Les espaces vides sont associés aux squats et aux sous-cultures qui s’en emparent, qui crient haut et fort leur rébellion contre le système. Le livre de Kotas enregistre aussi un certain changement social. Alors que les représentants des contre-cultures criaient pour ne pas se soumettre au système, elle suggère, dans une enclave fermée de la vie varsovienne dans le quartier de Praga-Południe de lui reprendre ce qu’il y a de plus précieux : sa propre existence. Vivre sa propre vie s’avère impossible dans le flot des lifestyles qui se proposent de la formater. L’héroïne se laisse donc délibérément vivre dans les marges, radicalement différente du courant dominant, un peu par choix, un peu par incompatibilité et un peu par maladresse.

Pustostany est aussi une histoire très varsovienne. La métropole, ou plutôt l’une de ses parties, le quartier Praga-Południe, relativement délaissé par la politique urbaine, est ici un personnage secondaire capital. L’écrivaine confronte l’image d’un clochard faisant ses courses dans un magasin d’alcool, en compagnie de ses chiens, à l’influence des politiciens sur l’environnement. Il faut savoir qu’en hiver, en Pologne, les compteurs de pollution atmosphérique sonnent l’alarme.

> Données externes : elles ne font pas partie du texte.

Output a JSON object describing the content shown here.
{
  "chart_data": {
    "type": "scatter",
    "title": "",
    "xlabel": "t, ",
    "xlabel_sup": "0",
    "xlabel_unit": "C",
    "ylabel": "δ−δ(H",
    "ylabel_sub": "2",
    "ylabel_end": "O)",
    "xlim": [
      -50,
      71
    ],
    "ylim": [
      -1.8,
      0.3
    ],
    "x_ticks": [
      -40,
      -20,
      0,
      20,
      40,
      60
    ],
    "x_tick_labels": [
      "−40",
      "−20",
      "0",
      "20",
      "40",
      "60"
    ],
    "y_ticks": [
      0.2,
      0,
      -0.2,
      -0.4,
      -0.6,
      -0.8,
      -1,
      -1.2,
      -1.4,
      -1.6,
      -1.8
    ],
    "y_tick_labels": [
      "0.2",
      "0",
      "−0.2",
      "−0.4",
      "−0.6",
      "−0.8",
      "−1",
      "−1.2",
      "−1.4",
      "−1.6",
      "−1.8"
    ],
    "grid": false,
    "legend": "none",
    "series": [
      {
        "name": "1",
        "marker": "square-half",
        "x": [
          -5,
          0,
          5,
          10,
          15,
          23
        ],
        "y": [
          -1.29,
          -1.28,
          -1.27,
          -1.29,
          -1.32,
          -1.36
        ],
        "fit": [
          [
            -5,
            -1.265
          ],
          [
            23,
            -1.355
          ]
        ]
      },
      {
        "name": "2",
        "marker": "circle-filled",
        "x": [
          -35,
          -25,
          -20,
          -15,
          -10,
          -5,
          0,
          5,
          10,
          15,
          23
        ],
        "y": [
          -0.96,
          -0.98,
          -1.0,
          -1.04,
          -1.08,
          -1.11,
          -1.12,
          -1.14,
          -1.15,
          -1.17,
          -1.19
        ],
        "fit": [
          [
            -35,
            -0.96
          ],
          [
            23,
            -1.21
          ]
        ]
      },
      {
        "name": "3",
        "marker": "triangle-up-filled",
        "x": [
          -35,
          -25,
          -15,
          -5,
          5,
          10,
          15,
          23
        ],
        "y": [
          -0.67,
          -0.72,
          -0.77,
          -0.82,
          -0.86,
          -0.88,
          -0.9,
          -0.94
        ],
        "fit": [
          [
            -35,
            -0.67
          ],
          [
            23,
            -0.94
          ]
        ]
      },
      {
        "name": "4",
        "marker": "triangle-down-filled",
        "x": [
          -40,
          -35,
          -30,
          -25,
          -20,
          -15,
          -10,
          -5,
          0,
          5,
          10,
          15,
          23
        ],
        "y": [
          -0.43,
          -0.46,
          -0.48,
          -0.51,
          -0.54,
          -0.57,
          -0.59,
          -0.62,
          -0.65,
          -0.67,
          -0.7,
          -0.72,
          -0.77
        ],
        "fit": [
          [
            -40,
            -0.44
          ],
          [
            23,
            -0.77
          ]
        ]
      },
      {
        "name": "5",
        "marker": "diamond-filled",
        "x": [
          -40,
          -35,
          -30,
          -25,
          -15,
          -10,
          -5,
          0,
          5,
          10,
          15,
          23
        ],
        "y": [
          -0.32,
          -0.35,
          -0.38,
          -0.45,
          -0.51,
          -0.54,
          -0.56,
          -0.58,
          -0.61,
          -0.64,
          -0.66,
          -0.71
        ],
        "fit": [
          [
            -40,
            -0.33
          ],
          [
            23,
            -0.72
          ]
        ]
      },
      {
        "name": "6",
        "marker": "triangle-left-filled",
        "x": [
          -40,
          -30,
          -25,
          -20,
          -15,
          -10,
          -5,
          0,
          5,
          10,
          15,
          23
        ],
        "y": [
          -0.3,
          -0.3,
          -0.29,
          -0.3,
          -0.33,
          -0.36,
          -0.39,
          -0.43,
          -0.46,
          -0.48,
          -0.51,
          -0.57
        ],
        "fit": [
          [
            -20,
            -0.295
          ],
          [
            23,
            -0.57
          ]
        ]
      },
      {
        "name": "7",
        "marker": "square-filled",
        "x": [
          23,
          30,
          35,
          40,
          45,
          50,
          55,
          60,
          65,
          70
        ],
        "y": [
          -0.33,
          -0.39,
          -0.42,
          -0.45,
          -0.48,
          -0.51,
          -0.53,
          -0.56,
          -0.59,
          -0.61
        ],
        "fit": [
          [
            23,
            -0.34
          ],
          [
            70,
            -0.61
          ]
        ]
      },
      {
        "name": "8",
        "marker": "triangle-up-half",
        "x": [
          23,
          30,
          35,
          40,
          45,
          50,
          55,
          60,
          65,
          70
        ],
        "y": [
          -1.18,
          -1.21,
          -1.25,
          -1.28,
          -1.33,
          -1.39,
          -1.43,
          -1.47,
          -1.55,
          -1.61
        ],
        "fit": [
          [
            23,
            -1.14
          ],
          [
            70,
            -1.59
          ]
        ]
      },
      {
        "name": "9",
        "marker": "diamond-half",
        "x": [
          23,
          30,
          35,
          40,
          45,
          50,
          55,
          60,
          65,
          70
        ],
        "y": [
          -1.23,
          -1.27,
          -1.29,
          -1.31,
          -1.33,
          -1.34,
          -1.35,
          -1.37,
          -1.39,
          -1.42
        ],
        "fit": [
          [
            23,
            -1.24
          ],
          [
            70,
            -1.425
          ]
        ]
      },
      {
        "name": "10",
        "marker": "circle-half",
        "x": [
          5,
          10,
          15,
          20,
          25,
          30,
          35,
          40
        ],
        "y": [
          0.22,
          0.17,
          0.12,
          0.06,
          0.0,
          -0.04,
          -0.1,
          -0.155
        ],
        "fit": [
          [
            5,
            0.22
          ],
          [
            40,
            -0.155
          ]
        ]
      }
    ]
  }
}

« Les deux chiennes sont constamment enceintes et marchent, leurs laisses que personne ne tient traînant symboliquement derrière elles ; le chanteur appelle de temps en temps ses animaux de compagnie. Tout un troupeau de fourrures traîne sous les roues des voitures, obligées de rouler à cinq kilomètres à l’heure pour l’éviter. Et je respecte la pression qui est exercée de cette façon, car elle sert à obliger les chauffeurs à réduire leur vitesse et, à long terme, à éliminer les voitures des villes et peut-être de nos vies. Cette campagne permet de réduire efficacement le smog. La mission d’un ivrogne, qui fait plus pour le monde que les politiciens et les ministères de la défense nationale, où il n’y a probablement pas un seul chien, ce qui en soi devrait déjà faire réfléchir et limiter la confiance. Mais grâce au fait qu’il y a tant de chiens dans la rue à Praga-Południe, nous vivons et respirons toujours l’air, ou plus précisément les restes d’oxygène, apparemment encore présents et gratuits. La vie continue et nous pouvons la gâcher. »8

Pêle-mêle, le livre de Dorota Kotas traite de la tristesse du chômage, des difficultés de contact avec les autres membres de la société et des aspirations absurdes que l’on nourrit. La narratrice qu’elle a créée se promène dans la vie avec crainte et sans but (comme elle l’admet elle-même), dans un environnement où la réalité même de ce qui l’entoure est rendue incertaine. Elle est aussi émouvante que triste, aussi grotesque et surréaliste que bien réelle. On pourrait accuser la narratrice de jouer avec la réalité, de nier les règles de la vie sociale qui feraient obstacle à son projet, de répondre à la contrainte par l’euphorie pure. Cependant, son entreprise transgressive mérite qu’on se demande si, dans sa vie en marge de la précipitation métropolitaine, la narratrice de Dorota Kotas n’a pas une chance de vivre plus véritablement que le reste de la société ; si ce ne sont pas les autres qui ont le plus à perdre en restant dans l’illusion d’agir et en obéissant au turbo-consumérisme.

Sources
  1. Voir Marc Augé, Non-lieux. Introduction à une anthropologie de la surmodernité, Paris, Le Seuil, 1992.
  2. Eliza Kącka, « Pieśni na ruderę i głos », paru dans Dwutygodnik 01/2020 (en ligne : https://www.dwutygodnik.com/artykul/8723-piesni-na-rudere-i-glos.html).
  3. Dorota Kotas, Pustostany [Maisons vacantes], Varsovie, Niebieska Studnia, 2020, p. 65-66.
  4. Ibid., p. 45.
  5. Ibid., p. 45-46.
  6. Il ne s’agit pas de la capitale tchèque, mais du nom d’un quartier de Varsovie, Praga-Południe.
  7. Ibid., p. 151-152.
  8. Ibid., p. 92.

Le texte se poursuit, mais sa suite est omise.